ダウンロードはこちら→http://www2.unil.ch/popgen/softwares/
FSTATとPCAGENのinput fileはまったく同じ。
3 4 6 2 Loc1 Loc2 Loc3 Loc4 1 0202 0101 0305 0203 1 0104 0101 0205 0404 1 0202 0102 0103 0204 2 0204 0101 0405 0404 2 0102 0000 0103 0404 2 0202 0102 0102 0205 2 0205 0101 0305 0404 3 0204 0102 0103 0102 3 0206 0101 0303 0203 3 0203 0202 0203 0204 |
# 個体群の数 Locus数 最大Allele数 digit(1 or 2) # Locus名 # ここから個体データ 1列目の数字は個体群番号。 |
これをメモ帳などのテキストエディタに入力し、DATファイル形式[ .dat ]で保存する。(例:[test.dat])
現在作成中...
使い方は、[File]→[Open]から、DAT形式のinput fileを読み込んで、[Go]をクリックするだけ。
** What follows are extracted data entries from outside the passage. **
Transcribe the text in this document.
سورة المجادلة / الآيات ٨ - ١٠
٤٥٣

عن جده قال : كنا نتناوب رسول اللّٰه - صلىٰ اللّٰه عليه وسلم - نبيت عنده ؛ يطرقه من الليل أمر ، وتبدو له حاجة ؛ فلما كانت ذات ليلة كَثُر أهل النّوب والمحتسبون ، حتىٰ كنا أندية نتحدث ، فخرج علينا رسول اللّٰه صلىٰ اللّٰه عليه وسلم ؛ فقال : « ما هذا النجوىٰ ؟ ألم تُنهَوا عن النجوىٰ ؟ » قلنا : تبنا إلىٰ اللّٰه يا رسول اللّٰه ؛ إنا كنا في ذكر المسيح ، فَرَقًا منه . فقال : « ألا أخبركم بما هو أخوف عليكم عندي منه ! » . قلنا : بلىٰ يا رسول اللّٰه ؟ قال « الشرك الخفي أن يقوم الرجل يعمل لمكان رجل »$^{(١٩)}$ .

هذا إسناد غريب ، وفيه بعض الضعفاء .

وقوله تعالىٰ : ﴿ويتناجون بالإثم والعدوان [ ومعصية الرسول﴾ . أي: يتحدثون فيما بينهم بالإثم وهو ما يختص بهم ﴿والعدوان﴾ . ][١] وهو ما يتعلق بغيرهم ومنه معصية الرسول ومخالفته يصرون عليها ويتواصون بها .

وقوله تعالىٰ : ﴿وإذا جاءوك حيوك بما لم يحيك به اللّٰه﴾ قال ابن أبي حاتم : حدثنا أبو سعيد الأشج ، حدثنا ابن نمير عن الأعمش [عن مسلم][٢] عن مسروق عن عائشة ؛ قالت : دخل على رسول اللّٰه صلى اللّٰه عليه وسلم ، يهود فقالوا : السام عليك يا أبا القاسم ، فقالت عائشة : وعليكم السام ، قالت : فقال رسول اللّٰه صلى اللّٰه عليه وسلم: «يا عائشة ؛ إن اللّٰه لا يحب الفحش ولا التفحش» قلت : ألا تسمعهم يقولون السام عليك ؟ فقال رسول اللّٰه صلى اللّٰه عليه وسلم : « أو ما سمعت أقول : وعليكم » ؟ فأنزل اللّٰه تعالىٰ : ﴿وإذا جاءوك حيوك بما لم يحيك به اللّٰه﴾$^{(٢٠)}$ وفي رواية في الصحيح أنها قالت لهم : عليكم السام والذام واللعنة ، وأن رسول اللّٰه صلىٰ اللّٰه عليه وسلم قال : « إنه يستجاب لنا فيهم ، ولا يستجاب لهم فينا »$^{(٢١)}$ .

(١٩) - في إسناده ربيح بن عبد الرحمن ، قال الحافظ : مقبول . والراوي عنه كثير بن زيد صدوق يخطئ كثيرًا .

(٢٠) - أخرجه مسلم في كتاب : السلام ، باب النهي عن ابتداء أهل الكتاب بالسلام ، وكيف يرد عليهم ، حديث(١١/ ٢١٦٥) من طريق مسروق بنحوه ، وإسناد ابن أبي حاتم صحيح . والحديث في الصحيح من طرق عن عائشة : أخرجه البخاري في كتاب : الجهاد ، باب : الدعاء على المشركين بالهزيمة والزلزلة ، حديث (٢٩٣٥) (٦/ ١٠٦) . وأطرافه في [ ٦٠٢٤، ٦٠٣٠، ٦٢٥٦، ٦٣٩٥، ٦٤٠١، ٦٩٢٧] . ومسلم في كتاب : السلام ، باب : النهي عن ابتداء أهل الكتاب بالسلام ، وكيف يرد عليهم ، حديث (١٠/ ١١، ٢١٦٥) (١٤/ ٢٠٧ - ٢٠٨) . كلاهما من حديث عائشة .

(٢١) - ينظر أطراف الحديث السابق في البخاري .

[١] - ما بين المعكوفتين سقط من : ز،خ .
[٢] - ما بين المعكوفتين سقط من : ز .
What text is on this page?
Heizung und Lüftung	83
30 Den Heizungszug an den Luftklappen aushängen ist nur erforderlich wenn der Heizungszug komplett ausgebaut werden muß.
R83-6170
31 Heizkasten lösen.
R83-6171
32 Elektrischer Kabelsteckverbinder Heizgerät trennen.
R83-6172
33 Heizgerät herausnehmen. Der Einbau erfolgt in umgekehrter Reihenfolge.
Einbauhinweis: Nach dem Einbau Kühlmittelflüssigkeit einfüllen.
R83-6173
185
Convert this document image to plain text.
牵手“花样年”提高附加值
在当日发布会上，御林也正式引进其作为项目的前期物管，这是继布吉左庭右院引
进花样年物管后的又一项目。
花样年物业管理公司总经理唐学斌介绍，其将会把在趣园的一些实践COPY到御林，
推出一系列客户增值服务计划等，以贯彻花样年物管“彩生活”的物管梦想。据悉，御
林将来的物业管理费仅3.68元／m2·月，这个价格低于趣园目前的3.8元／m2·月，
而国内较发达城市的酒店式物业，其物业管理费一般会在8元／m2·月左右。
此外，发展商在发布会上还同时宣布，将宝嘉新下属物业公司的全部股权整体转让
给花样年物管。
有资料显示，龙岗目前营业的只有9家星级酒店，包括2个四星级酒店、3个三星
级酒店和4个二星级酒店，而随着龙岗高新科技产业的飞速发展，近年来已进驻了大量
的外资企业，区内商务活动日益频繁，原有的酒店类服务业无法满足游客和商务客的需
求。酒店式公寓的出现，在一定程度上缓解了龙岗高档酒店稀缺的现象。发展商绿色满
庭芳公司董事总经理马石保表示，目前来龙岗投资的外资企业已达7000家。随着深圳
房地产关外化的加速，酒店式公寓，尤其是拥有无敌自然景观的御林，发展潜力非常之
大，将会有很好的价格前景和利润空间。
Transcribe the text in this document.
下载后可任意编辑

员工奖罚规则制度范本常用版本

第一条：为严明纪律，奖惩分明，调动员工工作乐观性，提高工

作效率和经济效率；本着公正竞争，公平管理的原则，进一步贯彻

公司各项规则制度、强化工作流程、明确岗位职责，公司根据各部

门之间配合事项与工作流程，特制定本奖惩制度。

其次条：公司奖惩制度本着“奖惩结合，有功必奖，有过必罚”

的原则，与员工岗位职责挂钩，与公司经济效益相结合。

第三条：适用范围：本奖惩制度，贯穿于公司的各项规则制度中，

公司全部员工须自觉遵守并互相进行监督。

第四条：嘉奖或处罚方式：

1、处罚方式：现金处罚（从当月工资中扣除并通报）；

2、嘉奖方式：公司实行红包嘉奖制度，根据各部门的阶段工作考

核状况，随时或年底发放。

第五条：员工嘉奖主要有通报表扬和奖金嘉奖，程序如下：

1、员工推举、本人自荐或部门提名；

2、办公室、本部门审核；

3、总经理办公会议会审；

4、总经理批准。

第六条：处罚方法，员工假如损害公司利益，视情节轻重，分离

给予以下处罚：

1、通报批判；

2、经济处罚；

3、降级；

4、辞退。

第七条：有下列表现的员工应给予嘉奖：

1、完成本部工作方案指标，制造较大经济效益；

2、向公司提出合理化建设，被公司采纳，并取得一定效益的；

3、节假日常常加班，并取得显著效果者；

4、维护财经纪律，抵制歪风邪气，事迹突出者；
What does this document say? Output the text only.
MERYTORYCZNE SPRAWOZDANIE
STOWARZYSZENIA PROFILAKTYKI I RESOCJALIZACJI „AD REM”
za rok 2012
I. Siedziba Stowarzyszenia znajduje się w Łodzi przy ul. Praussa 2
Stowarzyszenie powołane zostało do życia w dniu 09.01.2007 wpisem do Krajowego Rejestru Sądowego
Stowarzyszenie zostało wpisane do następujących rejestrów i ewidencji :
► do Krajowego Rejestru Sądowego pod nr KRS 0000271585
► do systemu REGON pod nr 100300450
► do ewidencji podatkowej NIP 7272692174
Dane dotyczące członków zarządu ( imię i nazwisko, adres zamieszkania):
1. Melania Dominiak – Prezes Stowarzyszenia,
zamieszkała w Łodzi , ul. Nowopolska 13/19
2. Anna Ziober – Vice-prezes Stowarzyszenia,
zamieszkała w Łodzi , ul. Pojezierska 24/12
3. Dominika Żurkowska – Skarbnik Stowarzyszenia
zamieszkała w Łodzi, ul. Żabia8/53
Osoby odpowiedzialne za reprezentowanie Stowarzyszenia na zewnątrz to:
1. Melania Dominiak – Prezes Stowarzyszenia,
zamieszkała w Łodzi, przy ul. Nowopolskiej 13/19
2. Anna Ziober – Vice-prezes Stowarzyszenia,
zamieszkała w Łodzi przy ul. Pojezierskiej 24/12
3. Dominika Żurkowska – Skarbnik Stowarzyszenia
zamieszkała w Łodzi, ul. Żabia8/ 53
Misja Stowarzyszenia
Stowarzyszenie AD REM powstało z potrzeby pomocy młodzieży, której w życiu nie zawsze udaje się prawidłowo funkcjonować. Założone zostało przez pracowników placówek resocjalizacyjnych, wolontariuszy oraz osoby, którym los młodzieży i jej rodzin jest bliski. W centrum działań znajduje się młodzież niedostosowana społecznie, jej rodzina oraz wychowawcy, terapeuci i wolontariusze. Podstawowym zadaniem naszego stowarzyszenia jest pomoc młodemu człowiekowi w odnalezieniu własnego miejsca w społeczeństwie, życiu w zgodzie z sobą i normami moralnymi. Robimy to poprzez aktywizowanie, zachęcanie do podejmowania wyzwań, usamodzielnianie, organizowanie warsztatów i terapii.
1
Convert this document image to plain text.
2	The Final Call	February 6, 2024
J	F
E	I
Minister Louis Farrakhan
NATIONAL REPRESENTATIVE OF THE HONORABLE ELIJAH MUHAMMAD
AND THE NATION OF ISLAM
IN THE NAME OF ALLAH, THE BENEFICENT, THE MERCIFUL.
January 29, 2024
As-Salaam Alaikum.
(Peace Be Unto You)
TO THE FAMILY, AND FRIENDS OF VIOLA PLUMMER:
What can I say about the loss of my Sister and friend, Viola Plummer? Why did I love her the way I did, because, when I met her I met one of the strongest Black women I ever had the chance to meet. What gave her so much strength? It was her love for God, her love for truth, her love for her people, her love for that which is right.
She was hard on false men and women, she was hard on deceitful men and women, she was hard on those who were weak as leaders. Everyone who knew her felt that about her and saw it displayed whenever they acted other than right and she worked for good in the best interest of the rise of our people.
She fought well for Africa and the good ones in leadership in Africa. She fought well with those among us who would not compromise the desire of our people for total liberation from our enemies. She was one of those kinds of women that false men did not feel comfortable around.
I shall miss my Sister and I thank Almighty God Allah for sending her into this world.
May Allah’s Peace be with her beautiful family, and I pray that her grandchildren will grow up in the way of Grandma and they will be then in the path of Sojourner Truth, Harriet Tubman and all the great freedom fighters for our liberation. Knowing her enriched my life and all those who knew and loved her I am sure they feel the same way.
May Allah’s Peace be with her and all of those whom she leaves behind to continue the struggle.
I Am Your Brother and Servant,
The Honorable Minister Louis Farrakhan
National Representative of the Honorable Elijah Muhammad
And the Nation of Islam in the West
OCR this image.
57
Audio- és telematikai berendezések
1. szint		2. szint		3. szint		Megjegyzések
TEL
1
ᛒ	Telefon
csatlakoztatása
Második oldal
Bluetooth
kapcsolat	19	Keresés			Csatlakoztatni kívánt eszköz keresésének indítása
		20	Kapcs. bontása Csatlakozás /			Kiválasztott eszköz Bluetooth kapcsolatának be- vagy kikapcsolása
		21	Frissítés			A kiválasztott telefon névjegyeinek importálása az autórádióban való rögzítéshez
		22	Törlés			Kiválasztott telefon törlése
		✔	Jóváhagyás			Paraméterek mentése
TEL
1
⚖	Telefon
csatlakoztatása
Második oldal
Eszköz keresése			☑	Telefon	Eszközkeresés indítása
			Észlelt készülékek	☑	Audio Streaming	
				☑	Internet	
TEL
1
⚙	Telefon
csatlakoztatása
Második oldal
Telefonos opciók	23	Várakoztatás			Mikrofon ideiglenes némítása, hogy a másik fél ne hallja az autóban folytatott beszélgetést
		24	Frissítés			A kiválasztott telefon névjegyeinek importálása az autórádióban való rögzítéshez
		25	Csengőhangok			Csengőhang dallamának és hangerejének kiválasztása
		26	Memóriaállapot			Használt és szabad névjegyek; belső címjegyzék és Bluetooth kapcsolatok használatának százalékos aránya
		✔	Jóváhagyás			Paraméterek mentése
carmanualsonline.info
outputされるグラフを見やすくするために、[Go]の前に[Options]→[Label file for pops]から以下のようなファイルで個体群名を定義しておくといいかも。
個体群名は任意。このようなファイルをテキスト形式などで作成する。
PCAGENのinput fileのままでは主成分分析はできない。
PCAGENではこのファイルを、主成分分析ができる形に変換してるわけだが、
その変換方法をここで説明する。
PCAGENを使わなくても主成分分析ができるように、また、発表でつっこまれたときのためにも、 何を説明変数として主成分分析を行っているのかは、ぜひとも知っておきたい。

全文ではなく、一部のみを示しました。